The researchers Buhrman and Cleve discovered that, despite initial doubts, tweaking bits in a certain way could harness additional computational power from a full memory. This surprising development was described as a “shocker” by Loff, a former graduate student in Buhrman’s group, who was involved in this research with fellow student Florian Speelman. Their findings were later extended to a broader range of problems, and they published their combined results in 2014.
They introduced a new framework called catalytic computing, drawing a parallel to chemistry, where a catalyst enables a reaction without undergoing any change itself. Complexity theorist Raghunath Tewari from the Indian Institute of Technology, Kanpur, compared this to the role of a catalyst in a chemical process.
While catalytic computing continued being developed by a small group of scientists, it wasn’t applied to the tree evaluation problem, which had been a significant concern for Koucký. The pivotal question remained whether a minimal amount of memory could be used for both storage and computation. Catalytic computing techniques required substantial additional memory, rendering them ineffective when memory was reduced.
A young researcher named James Cook, who had a personal connection to the tree evaluation problem through his father, Stephen Cook, a renowned complexity theorist, pondered if catalytic computing could somehow address the issue. James Cook, then making a transition to software engineering, continued exploring catalytic computing outside his professional obligations. He shared his progress at a 2019 symposium honoring his father’s work in complexity theory, where Ian Mertz, a graduate student, expressed keen interest in catalytic computing.
Cook and Mertz collaborated, and in 2020, they developed an algorithm capable of solving the tree evaluation problem with less memory than anticipated by Stephen Cook and McKenzie—though the reduction was slight. Nonetheless, this breakthrough allowed them to win a $100 bet, with part of the winnings remaining within the Cook family.

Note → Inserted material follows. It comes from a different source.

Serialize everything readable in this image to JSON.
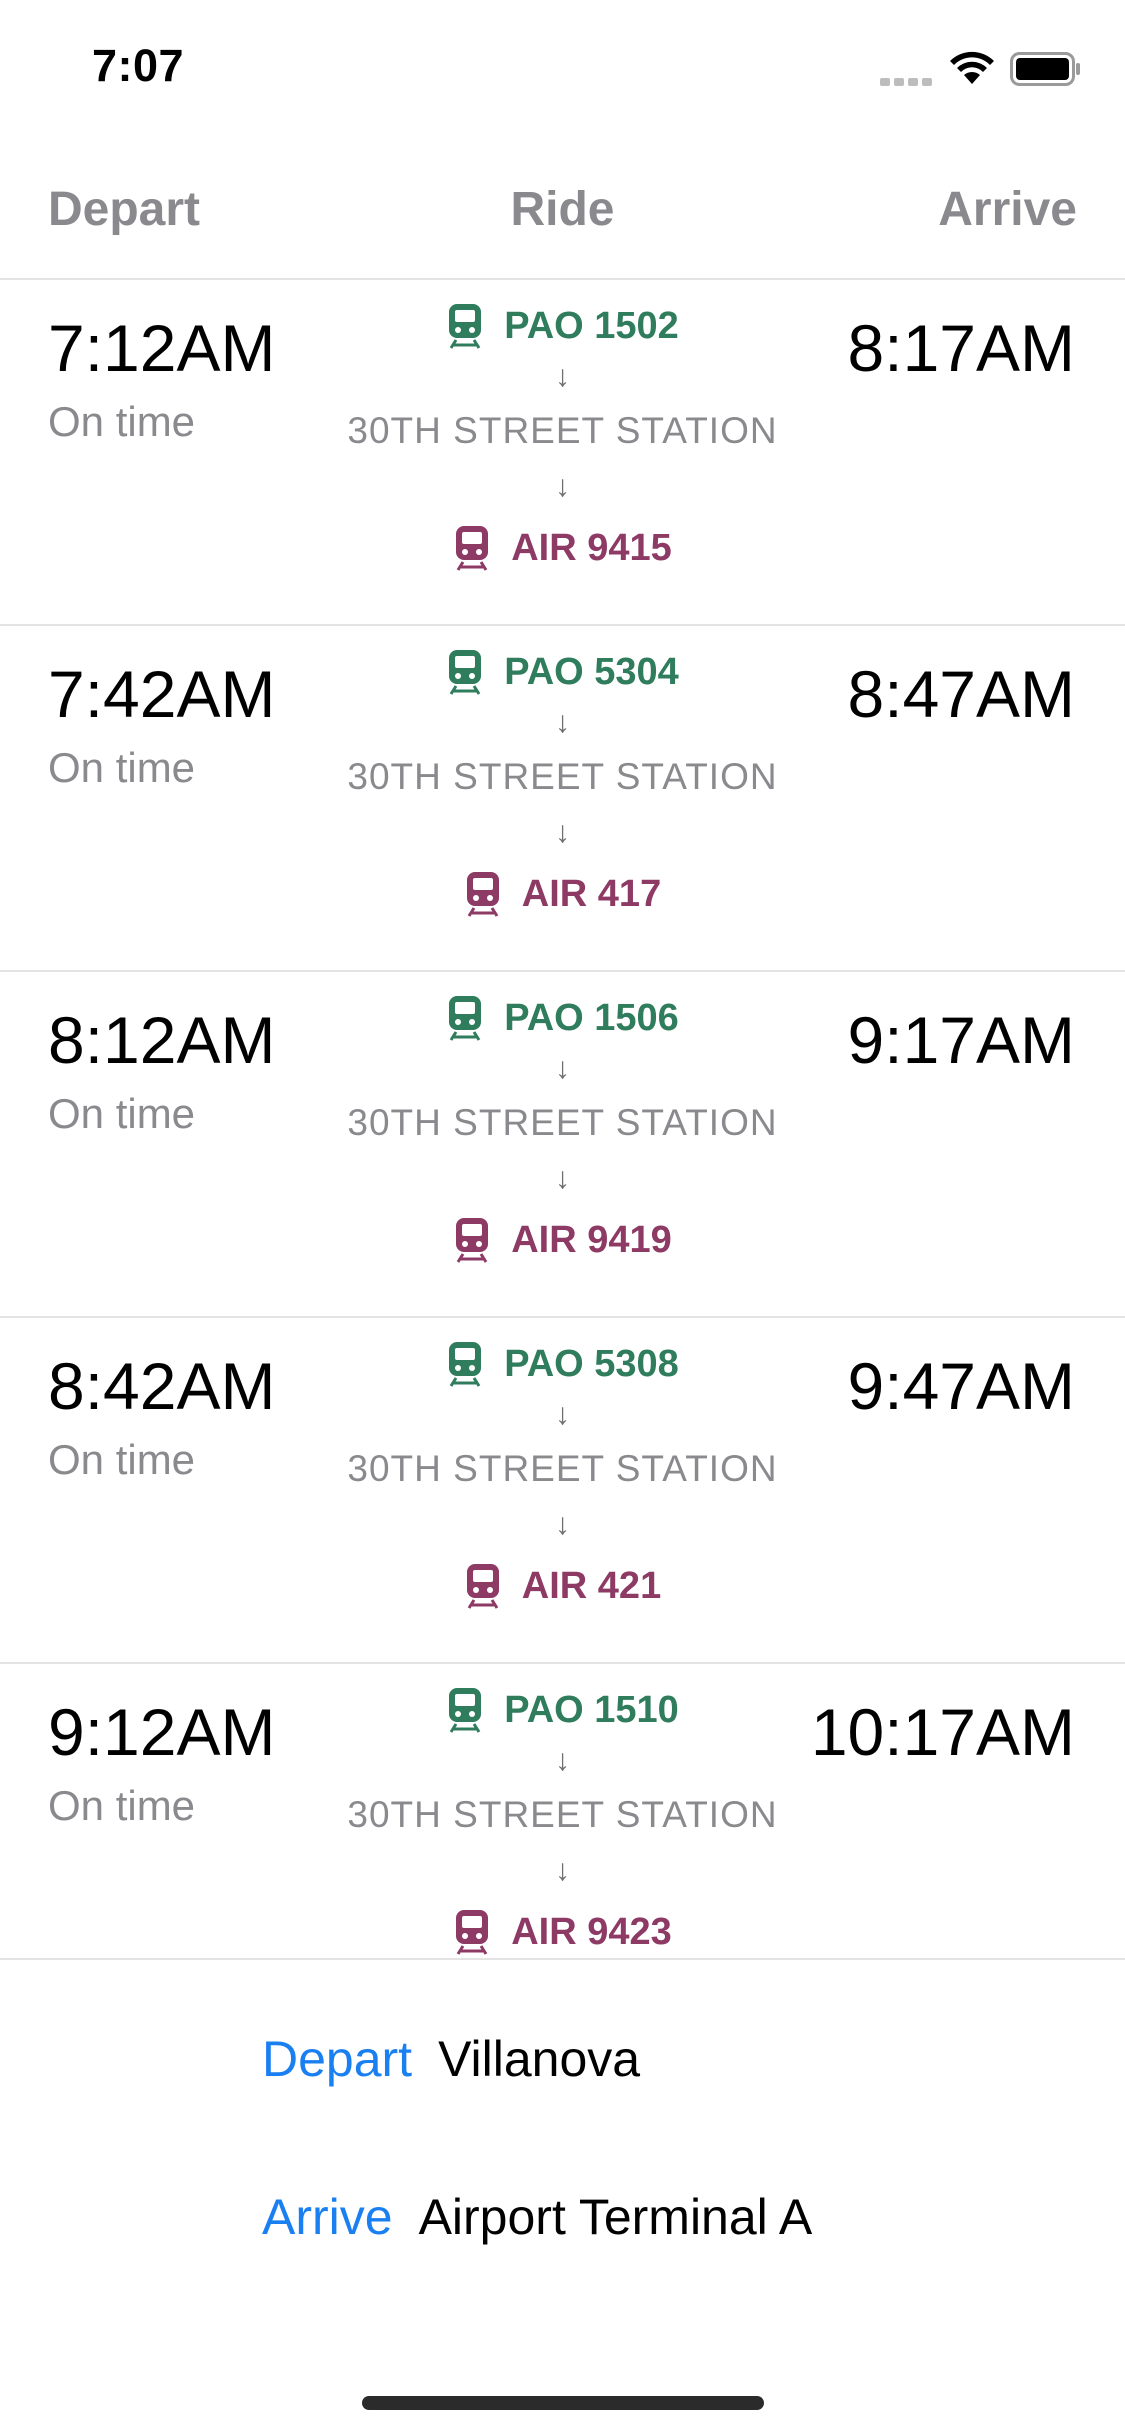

Despite their successful algorithm, the tree evaluation problem had attracted attention because it seemed to represent a problem in P that wasn’t in L (solvable easily but not with minimal memory). Although Cook and Mertz’s solution used less memory than any other existing algorithm for tree evaluation, it still required more memory than algorithms for problems classified as L. The final challenge persisted.
In 2023, Cook and Mertz released an improved algorithm using significantly less memory, nearing the limit allowed for problems in L. This led many researchers to suspect that tree evaluation might indeed belong to the class L, with a proof a likely future development. This will necessitate alternative approaches to the P versus L conundrum among complexity theorists.
Cook and Mertz’s advancement spurred renewed interest in catalytic computing, leading to further studies exploring its connections to randomness and the effects of permitting certain errors when resetting the full memory to its original state. McKenzie remarked on the unresolved potential of these new techniques, indicating that more breakthroughs could be on the horizon.